The header <ctype.h> declares several functions useful for classifying and mapping characters.198) In all cases the argument is an int, the value of which shall be representable as an unsigned char or shall equal the value of the macro EOF. If the argument has any other value, the behavior is undefined.

The crash problem you described may be similar to https://drewdevault.com/2020/09/25/A-story-of-two-libcs.html
With certain values (negative ones?) glibc may crash.

llvm/tools/llvm-objcopy/ELF/Object.cpp
1293–1295

may need an unsigned char cast.

C11 says

The header <ctype.h> declares several functions useful for classifying and mapping characters.198) In all cases the argument is an int, the value of which shall be representable as an unsigned char or shall equal the value of the macro EOF. If the argument has any other value, the behavior is undefined.

The crash problem you described may be similar to https://drewdevault.com/2020/09/25/A-story-of-two-libcs.html
With certain values (negative ones?) glibc may crash.

Right, the the problem with the current code before the patch - by using a non-ascii character, some of the bytes of a multi-byte character invariably end up in the undefined range that causes problems with isalnum. It's basically the same as other issues I've been involved with in the past. Using llvm::isAlnum fixes the issue, since it doesn't have the same undefined behaviour.

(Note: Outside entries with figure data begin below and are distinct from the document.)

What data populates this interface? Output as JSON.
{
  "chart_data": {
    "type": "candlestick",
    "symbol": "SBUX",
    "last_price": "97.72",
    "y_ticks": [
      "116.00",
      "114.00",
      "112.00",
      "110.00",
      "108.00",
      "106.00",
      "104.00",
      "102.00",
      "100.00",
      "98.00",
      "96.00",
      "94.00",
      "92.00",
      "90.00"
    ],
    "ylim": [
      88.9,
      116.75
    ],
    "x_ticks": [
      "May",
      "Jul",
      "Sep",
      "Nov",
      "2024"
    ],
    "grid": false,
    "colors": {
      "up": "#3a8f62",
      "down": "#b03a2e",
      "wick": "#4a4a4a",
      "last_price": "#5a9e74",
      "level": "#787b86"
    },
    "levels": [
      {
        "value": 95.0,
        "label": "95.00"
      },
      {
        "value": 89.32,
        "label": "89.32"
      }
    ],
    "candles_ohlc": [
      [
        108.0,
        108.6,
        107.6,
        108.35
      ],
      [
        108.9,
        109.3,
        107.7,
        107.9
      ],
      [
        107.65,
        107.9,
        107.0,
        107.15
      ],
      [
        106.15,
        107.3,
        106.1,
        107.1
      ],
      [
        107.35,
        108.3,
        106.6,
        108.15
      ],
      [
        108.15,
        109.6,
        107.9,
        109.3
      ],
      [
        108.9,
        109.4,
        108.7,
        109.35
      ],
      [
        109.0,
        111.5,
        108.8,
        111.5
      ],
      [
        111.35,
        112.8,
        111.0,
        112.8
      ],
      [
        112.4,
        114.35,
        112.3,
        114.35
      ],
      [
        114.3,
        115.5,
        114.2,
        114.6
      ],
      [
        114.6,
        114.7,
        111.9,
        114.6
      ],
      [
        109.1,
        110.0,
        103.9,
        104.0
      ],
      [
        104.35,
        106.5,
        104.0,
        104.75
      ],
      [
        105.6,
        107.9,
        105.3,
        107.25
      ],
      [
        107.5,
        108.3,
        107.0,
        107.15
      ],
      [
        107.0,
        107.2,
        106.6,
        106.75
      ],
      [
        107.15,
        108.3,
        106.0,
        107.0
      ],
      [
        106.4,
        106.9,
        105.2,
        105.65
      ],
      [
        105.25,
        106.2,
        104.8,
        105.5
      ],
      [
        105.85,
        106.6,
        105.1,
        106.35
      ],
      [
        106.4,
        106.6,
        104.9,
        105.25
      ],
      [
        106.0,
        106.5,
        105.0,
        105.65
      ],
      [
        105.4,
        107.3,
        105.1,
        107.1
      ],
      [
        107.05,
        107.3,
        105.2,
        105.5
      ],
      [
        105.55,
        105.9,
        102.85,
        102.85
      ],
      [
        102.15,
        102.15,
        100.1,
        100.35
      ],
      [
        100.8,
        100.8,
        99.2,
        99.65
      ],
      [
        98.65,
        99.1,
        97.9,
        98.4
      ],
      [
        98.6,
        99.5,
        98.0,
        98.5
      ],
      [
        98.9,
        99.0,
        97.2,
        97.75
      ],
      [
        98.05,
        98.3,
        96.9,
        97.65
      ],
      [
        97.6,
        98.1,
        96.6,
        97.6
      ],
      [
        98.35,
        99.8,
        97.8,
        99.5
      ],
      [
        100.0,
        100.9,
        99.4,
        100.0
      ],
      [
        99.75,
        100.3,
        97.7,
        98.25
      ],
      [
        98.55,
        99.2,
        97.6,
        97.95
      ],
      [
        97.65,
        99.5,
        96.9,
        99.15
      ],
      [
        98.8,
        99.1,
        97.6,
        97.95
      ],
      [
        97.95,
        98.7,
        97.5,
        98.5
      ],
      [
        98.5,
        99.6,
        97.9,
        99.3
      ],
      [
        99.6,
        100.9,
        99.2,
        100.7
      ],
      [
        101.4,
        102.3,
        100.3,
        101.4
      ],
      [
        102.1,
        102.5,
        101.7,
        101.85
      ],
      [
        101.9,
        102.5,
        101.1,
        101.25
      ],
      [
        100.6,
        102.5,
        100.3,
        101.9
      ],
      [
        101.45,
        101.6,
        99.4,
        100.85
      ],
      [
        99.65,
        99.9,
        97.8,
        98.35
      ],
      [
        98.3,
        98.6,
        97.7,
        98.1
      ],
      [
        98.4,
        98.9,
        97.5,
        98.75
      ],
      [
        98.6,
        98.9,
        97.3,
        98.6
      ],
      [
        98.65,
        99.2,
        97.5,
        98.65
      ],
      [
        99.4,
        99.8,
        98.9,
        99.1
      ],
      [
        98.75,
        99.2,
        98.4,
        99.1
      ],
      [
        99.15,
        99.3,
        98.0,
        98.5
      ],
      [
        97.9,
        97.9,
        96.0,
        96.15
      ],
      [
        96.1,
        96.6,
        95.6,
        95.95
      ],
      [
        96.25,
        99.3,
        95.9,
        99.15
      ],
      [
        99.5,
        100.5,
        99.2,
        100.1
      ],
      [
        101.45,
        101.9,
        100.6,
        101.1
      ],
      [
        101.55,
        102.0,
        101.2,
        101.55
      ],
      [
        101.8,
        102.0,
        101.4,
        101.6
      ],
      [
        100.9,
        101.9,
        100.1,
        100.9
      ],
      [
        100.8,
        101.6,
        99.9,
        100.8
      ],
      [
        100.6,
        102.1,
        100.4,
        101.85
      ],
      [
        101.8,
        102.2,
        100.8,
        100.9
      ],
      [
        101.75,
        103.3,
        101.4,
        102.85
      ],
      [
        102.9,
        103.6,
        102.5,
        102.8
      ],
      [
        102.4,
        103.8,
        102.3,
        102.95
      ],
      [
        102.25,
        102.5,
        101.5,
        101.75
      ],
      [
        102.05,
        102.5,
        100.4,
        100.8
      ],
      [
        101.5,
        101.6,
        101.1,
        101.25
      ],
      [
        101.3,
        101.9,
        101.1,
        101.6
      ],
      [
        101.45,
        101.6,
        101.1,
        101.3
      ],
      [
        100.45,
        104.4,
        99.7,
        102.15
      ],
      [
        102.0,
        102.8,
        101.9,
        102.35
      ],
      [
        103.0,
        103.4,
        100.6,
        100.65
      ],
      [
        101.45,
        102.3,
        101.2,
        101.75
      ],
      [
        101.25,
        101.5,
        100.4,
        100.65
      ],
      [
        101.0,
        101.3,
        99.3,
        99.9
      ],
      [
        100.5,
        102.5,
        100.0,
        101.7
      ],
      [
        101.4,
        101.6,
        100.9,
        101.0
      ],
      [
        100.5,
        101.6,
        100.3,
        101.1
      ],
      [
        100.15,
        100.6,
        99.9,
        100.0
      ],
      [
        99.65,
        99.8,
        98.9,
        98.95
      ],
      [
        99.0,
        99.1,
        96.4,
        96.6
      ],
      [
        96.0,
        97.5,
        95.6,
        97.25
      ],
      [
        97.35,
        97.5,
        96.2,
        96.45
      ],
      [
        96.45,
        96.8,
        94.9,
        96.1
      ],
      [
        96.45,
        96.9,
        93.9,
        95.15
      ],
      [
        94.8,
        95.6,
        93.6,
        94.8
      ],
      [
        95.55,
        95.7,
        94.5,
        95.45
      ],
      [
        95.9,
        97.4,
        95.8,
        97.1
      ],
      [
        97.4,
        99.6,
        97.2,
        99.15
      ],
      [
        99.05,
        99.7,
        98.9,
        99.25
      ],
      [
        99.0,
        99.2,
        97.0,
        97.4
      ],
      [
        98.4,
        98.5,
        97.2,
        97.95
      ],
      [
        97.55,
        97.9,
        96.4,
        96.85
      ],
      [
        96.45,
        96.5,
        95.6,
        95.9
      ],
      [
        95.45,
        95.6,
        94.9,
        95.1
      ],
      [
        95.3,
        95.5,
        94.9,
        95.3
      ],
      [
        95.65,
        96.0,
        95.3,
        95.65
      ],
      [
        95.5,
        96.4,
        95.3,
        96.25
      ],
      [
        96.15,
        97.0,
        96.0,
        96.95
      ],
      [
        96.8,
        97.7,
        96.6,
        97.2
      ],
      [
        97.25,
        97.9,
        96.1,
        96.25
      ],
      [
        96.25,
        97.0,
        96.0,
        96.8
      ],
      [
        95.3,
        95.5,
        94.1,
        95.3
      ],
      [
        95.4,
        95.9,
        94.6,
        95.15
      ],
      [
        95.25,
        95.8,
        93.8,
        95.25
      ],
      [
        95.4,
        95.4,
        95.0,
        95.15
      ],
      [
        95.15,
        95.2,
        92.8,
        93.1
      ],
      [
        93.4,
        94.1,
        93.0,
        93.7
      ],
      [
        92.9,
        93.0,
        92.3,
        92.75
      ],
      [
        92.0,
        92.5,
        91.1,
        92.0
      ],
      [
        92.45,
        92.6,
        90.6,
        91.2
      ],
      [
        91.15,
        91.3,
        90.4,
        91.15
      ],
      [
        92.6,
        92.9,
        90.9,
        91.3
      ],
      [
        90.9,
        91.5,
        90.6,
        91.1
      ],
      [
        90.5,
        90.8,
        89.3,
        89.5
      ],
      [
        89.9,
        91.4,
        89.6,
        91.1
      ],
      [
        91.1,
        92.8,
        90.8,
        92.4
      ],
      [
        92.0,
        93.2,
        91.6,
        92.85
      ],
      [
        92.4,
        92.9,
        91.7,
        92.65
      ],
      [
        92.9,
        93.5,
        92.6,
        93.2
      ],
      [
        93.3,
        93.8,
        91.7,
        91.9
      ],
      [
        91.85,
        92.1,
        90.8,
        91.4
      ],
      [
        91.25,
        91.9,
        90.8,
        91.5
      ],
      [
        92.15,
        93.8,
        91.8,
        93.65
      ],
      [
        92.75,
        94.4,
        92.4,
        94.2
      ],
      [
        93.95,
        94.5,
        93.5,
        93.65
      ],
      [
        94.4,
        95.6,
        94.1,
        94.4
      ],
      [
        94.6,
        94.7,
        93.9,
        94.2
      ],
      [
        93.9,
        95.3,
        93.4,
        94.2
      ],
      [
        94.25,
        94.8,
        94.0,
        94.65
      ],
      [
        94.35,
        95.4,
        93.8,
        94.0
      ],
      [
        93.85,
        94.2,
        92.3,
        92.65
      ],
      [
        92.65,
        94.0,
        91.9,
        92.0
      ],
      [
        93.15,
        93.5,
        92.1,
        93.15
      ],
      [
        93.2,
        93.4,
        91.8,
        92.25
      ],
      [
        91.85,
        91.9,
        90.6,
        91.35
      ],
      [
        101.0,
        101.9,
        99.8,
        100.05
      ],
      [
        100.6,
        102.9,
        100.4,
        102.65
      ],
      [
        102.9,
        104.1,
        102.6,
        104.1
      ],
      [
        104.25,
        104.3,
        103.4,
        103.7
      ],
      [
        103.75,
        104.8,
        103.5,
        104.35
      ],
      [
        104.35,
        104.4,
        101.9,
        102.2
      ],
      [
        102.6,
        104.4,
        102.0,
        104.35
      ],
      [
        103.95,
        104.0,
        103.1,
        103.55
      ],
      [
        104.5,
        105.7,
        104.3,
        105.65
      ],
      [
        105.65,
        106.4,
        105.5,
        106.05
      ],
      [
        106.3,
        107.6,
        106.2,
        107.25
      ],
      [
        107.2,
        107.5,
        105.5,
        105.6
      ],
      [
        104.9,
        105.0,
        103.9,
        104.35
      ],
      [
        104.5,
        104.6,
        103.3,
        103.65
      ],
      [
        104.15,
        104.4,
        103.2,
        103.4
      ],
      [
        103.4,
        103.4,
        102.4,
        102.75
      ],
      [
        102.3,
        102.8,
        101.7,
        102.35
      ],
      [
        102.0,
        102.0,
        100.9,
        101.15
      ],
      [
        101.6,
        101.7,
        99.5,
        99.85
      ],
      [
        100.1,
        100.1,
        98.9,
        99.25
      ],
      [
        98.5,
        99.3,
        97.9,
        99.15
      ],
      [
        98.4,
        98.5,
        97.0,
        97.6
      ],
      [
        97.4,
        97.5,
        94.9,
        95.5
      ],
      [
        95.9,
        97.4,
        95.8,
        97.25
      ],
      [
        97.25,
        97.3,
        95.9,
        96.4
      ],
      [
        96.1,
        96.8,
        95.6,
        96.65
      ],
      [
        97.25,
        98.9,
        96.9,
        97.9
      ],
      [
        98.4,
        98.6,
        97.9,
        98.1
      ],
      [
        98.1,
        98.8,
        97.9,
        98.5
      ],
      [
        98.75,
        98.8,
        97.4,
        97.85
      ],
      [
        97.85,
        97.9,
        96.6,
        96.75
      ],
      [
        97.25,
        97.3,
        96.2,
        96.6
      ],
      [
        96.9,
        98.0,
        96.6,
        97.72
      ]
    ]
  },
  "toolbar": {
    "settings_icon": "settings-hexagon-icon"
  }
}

llvm/tools/llvm-objcopy/ELF/Object.cpp
1293–1295

Why? The signature for isAlnum is bool isAlnum(char C).

jhenderson added inline comments.Mar 4 2021, 2:57 AM
llvm/tools/llvm-objcopy/ELF/Object.cpp
1292–1293

FYI - I've fixed this linter issue locally, just haven't bothered uploading a new diff to resolve it.

MaskRay accepted this revision.Mar 4 2021, 2:33 PM

C11 says

The header <ctype.h> declares several functions useful for classifying and mapping characters.198) In all cases the argument is an int, the value of which shall be representable as an unsigned char or shall equal the value of the macro EOF. If the argument has any other value, the behavior is undefined.

The crash problem you described may be similar to https://drewdevault.com/2020/09/25/A-story-of-two-libcs.html
With certain values (negative ones?) glibc may crash.

Right, the the problem with the current code before the patch - by using a non-ascii character, some of the bytes of a multi-byte character invariably end up in the undefined range that causes problems with isalnum. It's basically the same as other issues I've been involved with in the past. Using llvm::isAlnum fixes the issue, since it doesn't have the same undefined behaviour.

OK, I did not check that llvm::isAlnum accepts char instead of int.

Still worth clarifying that this is fixing UB, which may be a crash on some implementations (glibc? Though I cannot reproduce it).

This revision is now accepted and ready to land.Mar 4 2021, 2:33 PM

Still worth clarifying that this is fixing UB, which may be a crash on some implementations (glibc? Though I cannot reproduce it).

Okay, I'll update the commit message. For reference, this crashed on Windows using VS2017 for me.

This revision was landed with ongoing or failed builds.Mar 5 2021, 1:03 AM
This revision was automatically updated to reflect the committed changes.